Thursday, June 19, 2014

Book review: "Reason in a Dark Time"

I've wanted to do a review of Dale Jamieson's Reason in a Dark Time for a while. (Besides, it will make a change from the personal posts.) Subtitled "Why the struggle against climate change failed, and what it means for our future", this is not a feel-good story about international efforts to stabilize the climate.  Instead, Jamieson tells the story of the period from the Rio Earth Summit (1992) to the Copenhagen conference (2009) as a tragedy: a narrative that, starting with high hopes, has now, thanks to the flaws and mixed motives of the participants, ended by "locking in" a level of global warming above the threshold that they had originally decided they must avoid.   As a philosopher, Jamieson wants to ask two questions: What made this tragedy inevitable?, and What resources do we have to move forward from here?

 According to Jamieson, the climate problem has proved so intractable because it is "the world's biggest collective-action issue", where both the responsibility for the infliction of climate harms and the suffering thereof are diffused across many societies, classes and generations.  As a result, both traditional economic analysis (which conceals questions of intergenerational equity beneath technical assumptions about discount rates) and "common sense morality" (which is focused on specific causal paths leading from individual actions to individual effects) struggle to get a grip on the climate issue.  What exactly is my motivation to reduce my personal footprint, in order to make an infinitesimal contribution to bettering the lives of millions of people I do not know, most of whom do not even yet exist?

Of course it is the force of this question which leads many to believe that climate issues have to be resolved at the level of negotiation between nation-states.  A single nation-state is a large actor whose policies can have a significant effect at a global level.

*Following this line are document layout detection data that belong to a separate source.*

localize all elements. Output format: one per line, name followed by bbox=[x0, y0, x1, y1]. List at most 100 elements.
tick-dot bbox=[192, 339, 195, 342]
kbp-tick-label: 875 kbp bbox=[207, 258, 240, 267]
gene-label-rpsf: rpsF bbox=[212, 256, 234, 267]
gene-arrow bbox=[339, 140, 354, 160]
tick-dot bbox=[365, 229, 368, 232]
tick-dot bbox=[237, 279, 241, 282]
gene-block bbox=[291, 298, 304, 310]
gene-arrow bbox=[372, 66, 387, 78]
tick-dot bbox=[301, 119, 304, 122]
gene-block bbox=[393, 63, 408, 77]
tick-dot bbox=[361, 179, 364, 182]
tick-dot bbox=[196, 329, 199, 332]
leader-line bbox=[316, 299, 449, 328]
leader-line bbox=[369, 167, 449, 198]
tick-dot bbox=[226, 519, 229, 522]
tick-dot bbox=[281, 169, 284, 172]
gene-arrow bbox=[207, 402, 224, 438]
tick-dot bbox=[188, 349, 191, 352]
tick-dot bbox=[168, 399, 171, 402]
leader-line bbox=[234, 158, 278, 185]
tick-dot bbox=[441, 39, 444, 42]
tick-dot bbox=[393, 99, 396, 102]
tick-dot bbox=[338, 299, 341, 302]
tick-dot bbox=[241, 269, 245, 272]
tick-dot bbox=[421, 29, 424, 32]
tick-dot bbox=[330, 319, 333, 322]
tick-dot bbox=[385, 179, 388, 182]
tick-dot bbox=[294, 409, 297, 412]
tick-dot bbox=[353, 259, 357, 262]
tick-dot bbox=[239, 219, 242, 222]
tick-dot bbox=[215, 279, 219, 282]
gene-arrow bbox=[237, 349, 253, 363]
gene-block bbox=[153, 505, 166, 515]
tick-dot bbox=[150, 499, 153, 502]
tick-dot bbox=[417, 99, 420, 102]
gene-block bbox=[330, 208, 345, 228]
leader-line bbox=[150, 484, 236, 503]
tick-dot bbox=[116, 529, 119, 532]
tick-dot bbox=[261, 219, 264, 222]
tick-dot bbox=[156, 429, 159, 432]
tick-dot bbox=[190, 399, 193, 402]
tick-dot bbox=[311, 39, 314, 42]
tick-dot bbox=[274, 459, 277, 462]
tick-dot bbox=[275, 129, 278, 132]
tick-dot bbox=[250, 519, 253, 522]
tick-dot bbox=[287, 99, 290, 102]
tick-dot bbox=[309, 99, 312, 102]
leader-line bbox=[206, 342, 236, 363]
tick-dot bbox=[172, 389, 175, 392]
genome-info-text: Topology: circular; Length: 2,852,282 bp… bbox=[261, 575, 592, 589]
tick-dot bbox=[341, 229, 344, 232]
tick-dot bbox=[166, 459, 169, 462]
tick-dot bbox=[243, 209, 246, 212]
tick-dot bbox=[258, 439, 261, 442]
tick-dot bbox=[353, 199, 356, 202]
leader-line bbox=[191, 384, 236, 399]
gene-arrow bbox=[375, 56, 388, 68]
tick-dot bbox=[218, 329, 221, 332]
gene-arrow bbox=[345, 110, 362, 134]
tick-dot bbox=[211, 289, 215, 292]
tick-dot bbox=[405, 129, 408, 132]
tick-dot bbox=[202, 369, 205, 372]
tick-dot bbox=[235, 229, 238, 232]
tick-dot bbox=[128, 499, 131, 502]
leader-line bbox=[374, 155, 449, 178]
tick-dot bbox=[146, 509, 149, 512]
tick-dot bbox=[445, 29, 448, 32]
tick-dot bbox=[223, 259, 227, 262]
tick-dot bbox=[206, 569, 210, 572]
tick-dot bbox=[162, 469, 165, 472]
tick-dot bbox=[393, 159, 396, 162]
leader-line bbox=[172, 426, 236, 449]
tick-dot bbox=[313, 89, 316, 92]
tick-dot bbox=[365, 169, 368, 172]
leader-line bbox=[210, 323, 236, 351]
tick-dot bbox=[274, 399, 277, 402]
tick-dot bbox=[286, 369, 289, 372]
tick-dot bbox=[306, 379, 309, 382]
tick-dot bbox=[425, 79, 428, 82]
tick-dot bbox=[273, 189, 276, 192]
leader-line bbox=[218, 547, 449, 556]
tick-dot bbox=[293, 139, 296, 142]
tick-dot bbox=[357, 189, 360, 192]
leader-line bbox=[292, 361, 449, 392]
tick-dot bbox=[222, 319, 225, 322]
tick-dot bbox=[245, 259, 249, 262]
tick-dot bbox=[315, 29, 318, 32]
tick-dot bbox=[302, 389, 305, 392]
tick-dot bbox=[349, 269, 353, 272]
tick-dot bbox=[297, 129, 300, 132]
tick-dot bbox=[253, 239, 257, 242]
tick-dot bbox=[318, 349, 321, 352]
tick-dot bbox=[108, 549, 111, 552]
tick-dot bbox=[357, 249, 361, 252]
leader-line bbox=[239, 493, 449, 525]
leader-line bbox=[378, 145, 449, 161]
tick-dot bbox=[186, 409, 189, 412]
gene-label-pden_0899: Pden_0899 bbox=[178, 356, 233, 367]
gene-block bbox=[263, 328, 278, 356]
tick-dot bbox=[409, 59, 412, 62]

Moreover, a nation-state is extended through time beyond the life of an individual human, and therefore may perhaps serve as an advocate for the interests of its own unborn future generations.  But Jamieson does not see the national players at the climate table as meeting these standards.  Collective-action and free-rider problems derail international climate negotiations just as surely as they undermine individual responsibility.

That does not mean he believes that nothing can be done: but he believes that whatever is done will be a hodge-podge of actions on different levels, sometimes mutually reinforcing, sometimes not, by a variety of international, state and local actors.  He lays out seven "practical and actionable" priorities that "do not require comprehensive agreements across large, diverse populations in order to implement."  Here they are:
  • Integrate climate adaptation with development
  • Protect, encourage and increase terrestrial carbon sinks
  • Encourage full-cost energy accounting
  • Raise the price of GHG emissions to a level that roughly reflects their costs
  • Force technology adaptation and diffusion
  • Substantial increases in basic research spending
  • Plan for a new world in which humanity is a dominant force on the fundamental systems  that govern life on earth.
 "Modest and tentative though it is", says Jamieson, "this list provides a road map for how we might be less stupid in our immediate response to climate change."

Lest these principles seem too abstract, Jamieson concludes this section with some trenchant words about coal.
Finally, I want to suggest one focus of immediate action.  The use of coal should be discouraged, limited, and phased out as soon as possible...[This] will mean different things in different countries... In Australia and other countries it means planning for the end of coal mining.  This will create hardship for some people, regions and countries but this should be addressed by the familiar mechanisms that are available in modern welfare states.  There is no justification for putting the Earth's climate at risk in order to generate jobs in rich countries that could do without them.  Supposing otherwise is like arguing for war, genocide and police states on the grounds of the employment opportunities they present.  While what I say may sound extreme in our present political context, I have little doubt that these words will seem obvious and restrained to our descendants.
 All this is well said, but the tone is certainly different from the cool analysis of the failings of common sense morality in the earlier chapters.  One might even recruit that over-used word "prophetic" to describe his stance here.  And that brings me to a question that I wanted to ask after reading the book.  What about the role of faith in binding communities together across space and time?  Can a faith-founded reverence for the wonderful Earth and the people and other beings on it give us strength to resist our own careless greed?   It is a regular propaganda move from the denialist camp to say that "warmism" is becoming a new (perhaps anti-Christian) religion.  I think that's nonsense: but it's nonsense with a kernel of truth. "Global warming" cannot be a religion by itself, but in thinking about it we must reach for religious concerns, for questions about worship and hope and idolatry and justice.  I think that Jamieson is doing that (perhaps despite himself) in the passage I quote above.  And that's why I feel especially hopeful about the work of faith-based environmentalism!